From a manufacturing perspective, glass fibre reinforced gratings can be either moulded or pultruded – a continuous process of manufacture featuring constant cross-sectioning of the material – pultruding resulting in a stronger material. Structural strength can also be improved by a ‘ribbed’ design for greater load-bearing properties at a lighter weight. The material properties can further be adjusted by additives resulting in fire retardant, UV resistant, and differing composite characteristics.

“Of course there are some applications where mild steel and stainless steel cannot be replaced, and for that reason, Vital will continue to supply our product portfolio in the full range of materials,” he comments.

The company however cautions clients against making ill-advised choices of materials which could  solely be based on price considerations; and which may be of inferior quality, thereby compromising structural strength and ultimately, human safety.

Vital Engineering is able to provide their clients with bespoke products, tailor-made to fit projects and product specifications.

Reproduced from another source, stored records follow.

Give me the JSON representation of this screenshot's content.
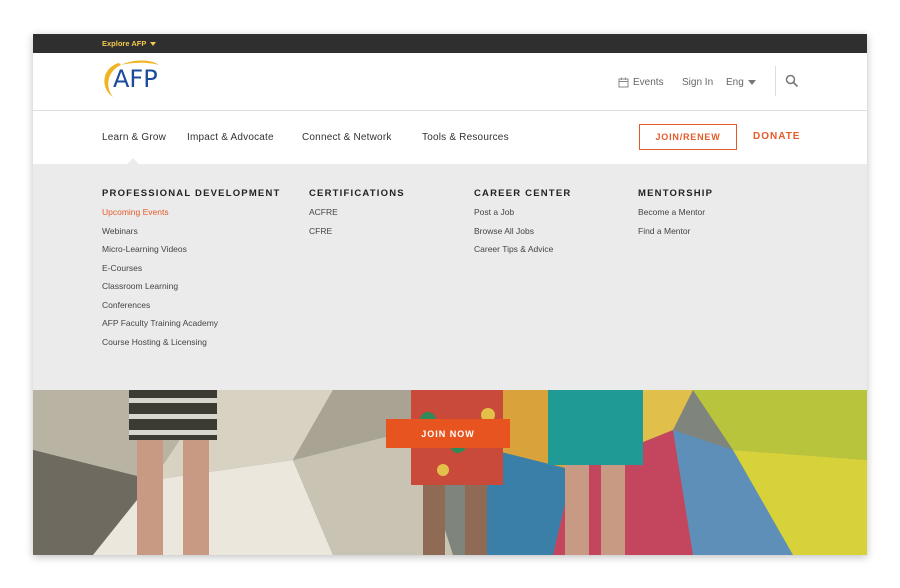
{
  "topbar": {
    "explore_label": "Explore AFP"
  },
  "header": {
    "logo_text": "AFP",
    "events_label": "Events",
    "signin_label": "Sign In",
    "language_label": "Eng"
  },
  "nav": {
    "items": [
      {
        "label": "Learn & Grow"
      },
      {
        "label": "Impact & Advocate"
      },
      {
        "label": "Connect & Network"
      },
      {
        "label": "Tools & Resources"
      }
    ],
    "join_renew_label": "JOIN/RENEW",
    "donate_label": "DONATE"
  },
  "mega_menu": {
    "columns": [
      {
        "heading": "PROFESSIONAL DEVELOPMENT",
        "links": [
          "Upcoming Events",
          "Webinars",
          "Micro-Learning Videos",
          "E-Courses",
          "Classroom Learning",
          "Conferences",
          "AFP Faculty Training Academy",
          "Course Hosting & Licensing"
        ]
      },
      {
        "heading": "CERTIFICATIONS",
        "links": [
          "ACFRE",
          "CFRE"
        ]
      },
      {
        "heading": "CAREER CENTER",
        "links": [
          "Post a Job",
          "Browse All Jobs",
          "Career Tips & Advice"
        ]
      },
      {
        "heading": "MENTORSHIP",
        "links": [
          "Become a Mentor",
          "Find a Mentor"
        ]
      }
    ]
  },
  "hero": {
    "join_now_label": "JOIN NOW"
  },
  "colors": {
    "accent": "#e65a28",
    "topbar": "#2f2f2f",
    "explore": "#f2c94c",
    "logo_blue": "#1b4c9c",
    "logo_gold": "#f0b323",
    "menu_bg": "#ebebeb"
  }
}
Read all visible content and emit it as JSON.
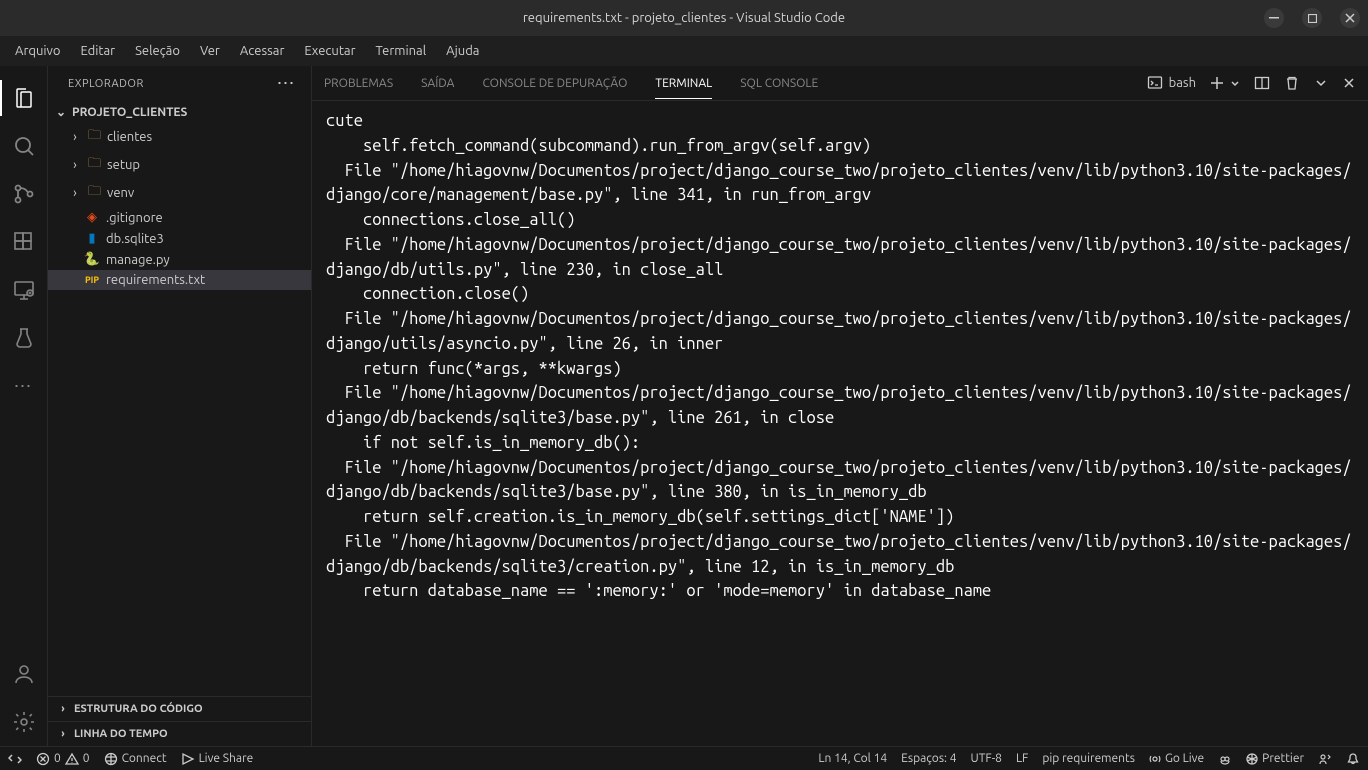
{
  "window": {
    "title": "requirements.txt - projeto_clientes - Visual Studio Code"
  },
  "menubar": {
    "items": [
      "Arquivo",
      "Editar",
      "Seleção",
      "Ver",
      "Acessar",
      "Executar",
      "Terminal",
      "Ajuda"
    ]
  },
  "sidebar": {
    "title": "EXPLORADOR",
    "project": "PROJETO_CLIENTES",
    "tree": {
      "folders": [
        "clientes",
        "setup",
        "venv"
      ],
      "files": [
        {
          "name": ".gitignore",
          "icon": "git"
        },
        {
          "name": "db.sqlite3",
          "icon": "db"
        },
        {
          "name": "manage.py",
          "icon": "py"
        },
        {
          "name": "requirements.txt",
          "icon": "pip",
          "selected": true
        }
      ]
    },
    "outline": "ESTRUTURA DO CÓDIGO",
    "timeline": "LINHA DO TEMPO"
  },
  "panel": {
    "tabs": [
      "PROBLEMAS",
      "SAÍDA",
      "CONSOLE DE DEPURAÇÃO",
      "TERMINAL",
      "SQL CONSOLE"
    ],
    "active_tab": "TERMINAL",
    "shell": "bash"
  },
  "terminal": {
    "lines": [
      "cute",
      "    self.fetch_command(subcommand).run_from_argv(self.argv)",
      "  File \"/home/hiagovnw/Documentos/project/django_course_two/projeto_clientes/venv/lib/python3.10/site-packages/django/core/management/base.py\", line 341, in run_from_argv",
      "    connections.close_all()",
      "  File \"/home/hiagovnw/Documentos/project/django_course_two/projeto_clientes/venv/lib/python3.10/site-packages/django/db/utils.py\", line 230, in close_all",
      "    connection.close()",
      "  File \"/home/hiagovnw/Documentos/project/django_course_two/projeto_clientes/venv/lib/python3.10/site-packages/django/utils/asyncio.py\", line 26, in inner",
      "    return func(*args, **kwargs)",
      "  File \"/home/hiagovnw/Documentos/project/django_course_two/projeto_clientes/venv/lib/python3.10/site-packages/django/db/backends/sqlite3/base.py\", line 261, in close",
      "    if not self.is_in_memory_db():",
      "  File \"/home/hiagovnw/Documentos/project/django_course_two/projeto_clientes/venv/lib/python3.10/site-packages/django/db/backends/sqlite3/base.py\", line 380, in is_in_memory_db",
      "    return self.creation.is_in_memory_db(self.settings_dict['NAME'])",
      "  File \"/home/hiagovnw/Documentos/project/django_course_two/projeto_clientes/venv/lib/python3.10/site-packages/django/db/backends/sqlite3/creation.py\", line 12, in is_in_memory_db",
      "    return database_name == ':memory:' or 'mode=memory' in database_name"
    ]
  },
  "statusbar": {
    "errors": "0",
    "warnings": "0",
    "connect": "Connect",
    "liveshare": "Live Share",
    "cursor": "Ln 14, Col 14",
    "spaces": "Espaços: 4",
    "encoding": "UTF-8",
    "eol": "LF",
    "language": "pip requirements",
    "golive": "Go Live",
    "prettier": "Prettier"
  }
}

With this in mind, Pringle highlights the importance of engaging Vital during the early stages of the project, so that sufficient time is allowed to develop custom-made products if required, by understanding the client’s requirements.

To date, Vital’s glass fibre reinforced gratings have been used in a wide variety of projects and sectors, including mining (including mineral sands processing plants as well as underground and above-ground walkways, conveyer belts and more), petrochemical and power generation, to the food and beverage (breweries and wineries), architectural, aquaculture, maritime and offshore oil and gas sectors, to name but a few.

Some other different and interesting projects where the Vitaglass range has been deployed include at a pan-African university, 4 x 4 vehicle accessories, and lockers for fire departments where the grid structure allows for transparent and well-ventilated storage. The range has also been used in electrical substations, where the inherent non-conducting properties of the fibreglass are especially valuable.

 “The local and pan-African mining sector poses challenging and diverse product requirements. Mining majors from all over the world design and operate mines on this continent; which results in a wide range of design styles, specifications and international standards. Vital’s Vitagrid, Vitaglass Vitex and Maclock ranges are all extremely well suited to these requirements, due to their versatility and varying properties,” he explains.

“Given the evolving product lines and the clear advantages offered by the Vitaglass range, there will always be a market for this product, and a new application waiting to be discovered,” concludes Pringle.